Mein Haus – mein Auto – meine Nachbarschaft – meine Arzttermine– Zusammenhänge zwischen Umgebungsfaktoren des Wohnortes und dem Inanspruchnahmeverhalten älterer psychisch erkrankter Patienten
Friederike
Tornau,
LWL-Institut für Seelische Gesundheit, LWL-Universitätsklinikum für
Psychiatrie, Psychotherapie und Präventivmedizin, Ruhr-Universität
Bochum
Georg Juckel, LWL-Universitätsklinikum für Psychiatrie, Psychotherapie und Präventivmedizin, Ruhr-Universität Bochum, Bochum
1. Zielsetzung/Fragestellung
Das Inanspruchnahmeverhalten von psychisch erkrankten älteren Patienten,
erfordert allein schon aufgrund ihrer auch zukünftig zunehmenden Zahl,
eine genauere Betrachtung.
Die Forschung zeigt, dass Personen in unterschiedlichen sozioökonomischen
und kulturellen Umgebungen differenzierbares Hilfesuchverhalten zeigen. Die
vorliegende Studie betrachtet gleichzeitig sozioökonomische und -kulturelle
Faktoren des Wohnortes in Verbindung mit der Nutzung des Gesundheitssystems
von gerontopsychiatrischen Patienten in zwei Fokusregionen in Westfalen-Lippe.
2. Materialien/Methoden
Die Analyse verwendet Patientendaten der Gesetzlichen Krankenkassen (Datenbasis:
Kassenärztliche Vereinigung Westfalen Lippe KVWL) und kleinräumige
Regionaldaten der Stadt Bochum und des Landkreises Gütersloh (Westfalen-Lippe,
NRW). Die resultierende Datenbank überschaut eine Zeitspanne von fünf
Jahren und enthält Daten von über 20.000 Patienten im Alter von über
60 Jahren aus heterogenen Regionen in Westfalen-Lippe (Stadt Bochum und Landkreis
Gütersloh). Deskriptive Analysen wurden anhand zufällig gezogener
disjunkter Stichproben mit oder ohne psychische Störungen durchgeführt.

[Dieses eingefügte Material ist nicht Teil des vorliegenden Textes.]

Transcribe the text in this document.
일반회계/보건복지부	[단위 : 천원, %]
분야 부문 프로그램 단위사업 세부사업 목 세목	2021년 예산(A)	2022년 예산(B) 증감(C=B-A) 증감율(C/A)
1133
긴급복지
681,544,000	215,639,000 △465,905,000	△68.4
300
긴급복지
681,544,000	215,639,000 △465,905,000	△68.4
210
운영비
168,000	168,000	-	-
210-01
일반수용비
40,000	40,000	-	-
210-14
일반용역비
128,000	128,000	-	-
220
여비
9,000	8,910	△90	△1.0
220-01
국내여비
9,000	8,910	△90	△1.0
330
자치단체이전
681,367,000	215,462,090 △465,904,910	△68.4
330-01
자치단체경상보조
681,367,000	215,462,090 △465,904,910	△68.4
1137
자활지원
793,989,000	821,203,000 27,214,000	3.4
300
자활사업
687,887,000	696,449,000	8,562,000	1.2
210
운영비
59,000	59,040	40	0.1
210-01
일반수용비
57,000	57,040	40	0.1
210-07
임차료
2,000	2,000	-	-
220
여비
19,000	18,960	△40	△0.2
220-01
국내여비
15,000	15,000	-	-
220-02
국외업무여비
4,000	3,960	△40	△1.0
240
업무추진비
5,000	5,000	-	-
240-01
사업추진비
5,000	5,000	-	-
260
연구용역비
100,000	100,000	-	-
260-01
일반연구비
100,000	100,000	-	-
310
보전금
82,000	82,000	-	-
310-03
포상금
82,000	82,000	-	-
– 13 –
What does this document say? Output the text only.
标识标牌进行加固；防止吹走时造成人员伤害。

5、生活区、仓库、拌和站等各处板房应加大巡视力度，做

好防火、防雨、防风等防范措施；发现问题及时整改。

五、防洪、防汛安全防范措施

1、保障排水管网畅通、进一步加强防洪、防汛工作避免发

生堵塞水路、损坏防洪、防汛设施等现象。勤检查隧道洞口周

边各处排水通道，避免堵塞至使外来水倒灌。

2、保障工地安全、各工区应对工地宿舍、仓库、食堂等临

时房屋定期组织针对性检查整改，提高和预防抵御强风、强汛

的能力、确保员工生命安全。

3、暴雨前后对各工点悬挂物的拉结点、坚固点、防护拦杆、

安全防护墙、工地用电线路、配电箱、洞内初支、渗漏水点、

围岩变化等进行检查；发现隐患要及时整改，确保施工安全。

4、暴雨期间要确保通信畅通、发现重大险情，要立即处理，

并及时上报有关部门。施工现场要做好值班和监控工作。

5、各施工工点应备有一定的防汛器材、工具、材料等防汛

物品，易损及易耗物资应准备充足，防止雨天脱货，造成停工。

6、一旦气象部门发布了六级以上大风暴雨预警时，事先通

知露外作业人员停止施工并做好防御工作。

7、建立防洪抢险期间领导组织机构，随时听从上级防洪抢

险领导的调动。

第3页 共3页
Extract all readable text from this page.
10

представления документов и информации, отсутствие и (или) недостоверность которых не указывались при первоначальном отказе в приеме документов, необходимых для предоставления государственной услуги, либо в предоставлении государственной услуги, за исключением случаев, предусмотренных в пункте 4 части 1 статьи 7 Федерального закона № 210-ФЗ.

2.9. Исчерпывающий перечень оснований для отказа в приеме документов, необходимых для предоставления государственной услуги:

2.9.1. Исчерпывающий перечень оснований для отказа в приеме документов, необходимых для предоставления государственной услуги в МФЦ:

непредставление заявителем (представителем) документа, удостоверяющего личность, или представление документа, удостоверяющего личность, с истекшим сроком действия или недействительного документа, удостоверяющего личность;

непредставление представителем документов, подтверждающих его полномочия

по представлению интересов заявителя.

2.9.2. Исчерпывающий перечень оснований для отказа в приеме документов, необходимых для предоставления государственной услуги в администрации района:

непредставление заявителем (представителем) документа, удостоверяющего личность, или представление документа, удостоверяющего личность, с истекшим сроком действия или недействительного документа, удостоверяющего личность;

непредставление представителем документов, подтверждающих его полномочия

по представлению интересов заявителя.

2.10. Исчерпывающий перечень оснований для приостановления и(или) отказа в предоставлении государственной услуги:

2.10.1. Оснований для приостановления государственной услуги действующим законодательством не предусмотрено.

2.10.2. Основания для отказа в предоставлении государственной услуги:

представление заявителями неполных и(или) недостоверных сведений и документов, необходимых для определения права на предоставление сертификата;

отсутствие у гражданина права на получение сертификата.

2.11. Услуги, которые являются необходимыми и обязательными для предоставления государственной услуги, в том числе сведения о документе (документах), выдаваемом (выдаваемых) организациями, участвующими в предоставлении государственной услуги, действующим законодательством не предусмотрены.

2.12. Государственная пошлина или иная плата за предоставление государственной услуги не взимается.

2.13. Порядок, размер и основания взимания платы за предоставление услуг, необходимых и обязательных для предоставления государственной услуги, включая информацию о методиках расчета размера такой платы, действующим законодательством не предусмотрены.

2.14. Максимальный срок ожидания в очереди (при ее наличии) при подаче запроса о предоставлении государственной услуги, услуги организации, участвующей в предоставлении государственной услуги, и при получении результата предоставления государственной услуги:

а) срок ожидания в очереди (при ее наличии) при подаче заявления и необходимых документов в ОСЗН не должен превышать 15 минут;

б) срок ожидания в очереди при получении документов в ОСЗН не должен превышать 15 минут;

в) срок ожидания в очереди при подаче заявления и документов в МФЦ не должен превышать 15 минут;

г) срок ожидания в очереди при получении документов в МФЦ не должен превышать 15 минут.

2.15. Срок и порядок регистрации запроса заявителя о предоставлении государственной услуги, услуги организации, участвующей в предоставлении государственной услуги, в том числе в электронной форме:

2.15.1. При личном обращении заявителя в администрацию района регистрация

Weiterhin erfolgten Gruppenvergleiche von Patienten mit verschiedenen somatischen
Erkrankungen. Varianzanalytische Betrachtungen verschiedener Erkrankungen,
Komorbiditäten sowie Altersgruppen schlossen sich an.
3. Ergebnisse
Die Ergebnisse deuten darauf hin, dass Faktoren des Wohnortes zusätzlich
zu regionalen demographischen Strukturen, somatischen Erkrankungen und komorbiden
psychiatrischen Diagnosen deutlichen Einfluss auf das Inanspruchnahmeverhalten
von gerontopsychiatrischen Patienten haben. Dies scheint nach Art der psychischen
Erkrankung, Komorbiditäten und Schweregrad zu variieren.
4. Zusammenfassung/Schlussfolgerung
Um den genauen Ursprung dieser Unterschiede auf Individualebene zu ermitteln,
sollten weitere an Patienten ausgerichtete Studien durchgeführt werden,
da die vorliegende Studie sich lediglich auf regionale Strukturen und große
Patientengruppen bezieht. Aufbauend auf der Kombination dieser Erkenntnisse
bestünden bessere Aussichten greifende Einflussmöglichkeiten zu
entwickeln. Die Studienergebnisse fordern weiterhin zu einer besseren Vernetzung
der an der Versorgung alternder Menschen beteiligten Professionen in der
alltäglichen Arbeit auf. Weiterhin lässt sich aus den Resultaten
schlussfolgern, dass eine deutlichere Beachtung der regionalen Faktoren zusätzlich
zu den jeweils prognostizierten demographischen Strukturen unabdingbar ist,
um künftiges Patientenaufkommen vorherzusagen und zukünftigen Patientenbedürfnissen
gerecht zu werden.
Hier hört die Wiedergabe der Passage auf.